Man appeals Kingsbury home invasion conviction |

Man appeals Kingsbury home invasion conviction


A man convicted of breaking into his ex-wife’s Kingsbury condo, after he was found hiding beneath a bed with a shotgun, is appealing his case to the Supreme Court.

On Aug 31, 2016, John Dunham was arrested in his wife’s home, despite the fact that he had a protective order against him.

Dunham and his wife were married for four years. According to court documents, he was both verbally and physically abusive, and at one point strangled her while their children present after she wanted to go to sleep instead of playing Twister.

She said he was a con artist, who married her for her money and abused her to keep the cash flowing to pay his debts.
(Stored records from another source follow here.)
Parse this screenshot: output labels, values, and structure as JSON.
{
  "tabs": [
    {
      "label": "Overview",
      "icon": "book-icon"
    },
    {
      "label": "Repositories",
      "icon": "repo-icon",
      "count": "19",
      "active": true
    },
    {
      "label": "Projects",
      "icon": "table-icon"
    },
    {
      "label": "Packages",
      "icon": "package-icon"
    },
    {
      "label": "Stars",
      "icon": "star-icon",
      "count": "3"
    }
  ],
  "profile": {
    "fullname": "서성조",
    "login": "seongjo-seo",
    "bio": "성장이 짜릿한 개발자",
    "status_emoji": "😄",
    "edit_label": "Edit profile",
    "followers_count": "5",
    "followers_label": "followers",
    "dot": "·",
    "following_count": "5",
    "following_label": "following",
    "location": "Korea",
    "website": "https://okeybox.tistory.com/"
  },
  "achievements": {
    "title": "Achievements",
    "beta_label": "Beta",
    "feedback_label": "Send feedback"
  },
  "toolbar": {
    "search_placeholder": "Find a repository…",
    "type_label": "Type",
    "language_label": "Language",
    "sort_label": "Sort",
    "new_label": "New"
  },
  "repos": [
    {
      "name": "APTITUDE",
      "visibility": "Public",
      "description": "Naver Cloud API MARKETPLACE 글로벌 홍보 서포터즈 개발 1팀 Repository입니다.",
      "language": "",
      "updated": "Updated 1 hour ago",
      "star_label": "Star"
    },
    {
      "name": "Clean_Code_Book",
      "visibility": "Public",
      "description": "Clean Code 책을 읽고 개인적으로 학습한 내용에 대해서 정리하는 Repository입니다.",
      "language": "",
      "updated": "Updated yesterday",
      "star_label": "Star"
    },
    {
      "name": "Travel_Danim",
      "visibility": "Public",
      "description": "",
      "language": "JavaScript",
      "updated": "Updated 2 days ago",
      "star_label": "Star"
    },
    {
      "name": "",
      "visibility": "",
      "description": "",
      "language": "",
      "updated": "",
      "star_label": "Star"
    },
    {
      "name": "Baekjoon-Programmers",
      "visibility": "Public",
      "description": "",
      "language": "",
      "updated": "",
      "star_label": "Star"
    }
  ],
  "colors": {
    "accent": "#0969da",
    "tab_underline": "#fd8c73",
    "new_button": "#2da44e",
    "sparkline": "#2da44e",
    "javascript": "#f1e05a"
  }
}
On Oct. 21, he was arrested again at the Kingsbury home. He was told she was coming back by a maintenance man. Dunham told the man he was flying to the East Coast the day before she’d be arriving. His wife didn’t believe this, and called police to search the house ahead of time.

After deputies searched the house, they finally found him hiding underneath a bed on the bottom floor with a shotgun, ammunition, and a .227 blood alcohol content. He claimed he was there to get some things, but was arrested.

He was released on his own recognizance, but on Oct. 26 he broke into the home again after the locks had been changed by shattering a window. He was charged with home invasion and burglary.

Dunham was convicted at trial on Feb. 15, 2017, of home invasion, but not on the burglary charge.

He was sentenced to 38-96 months in prison on April 14, 2017.

The question brought to the Supreme Court was a linguistic one, regarding whether or not the jury at the time should have been given a definition of the word “reside.”

The defense asked during the trial to have the jury instructed about the definition of the word, but District Court Judge Tod Young disagreed, stating it was a word with a plain definition.

Dunham’s defense attorney Kris Brown argued the case to the panel of Supreme Court Justices, and brought up the difference between what a legal residence vs. a domicile was. Her argument boiled down to, if we can call an RV, a travel trailer, or a tent a place of residence, then the word “residing” doesn’t have just one meaning, and therefore the jury should have been given instructions that outlined the full definition.

Prosecutor Ric Casper said that in a previous jury trial regarding involuntary manslaughter in illegal car racing, the defense in that case asked for the jury to receive a definition of “speed contest.”

In that case, the judge had declined, and the Supreme Court upheld that decision, therefore, this case should be no different due to the precedent.

“If you go up to someone on the street and ask them where they reside, people don’t look at you like you’re from outer space,” said Casper.

The Supreme Court Justices heard the case and will deliberate on it until coming to an opinion.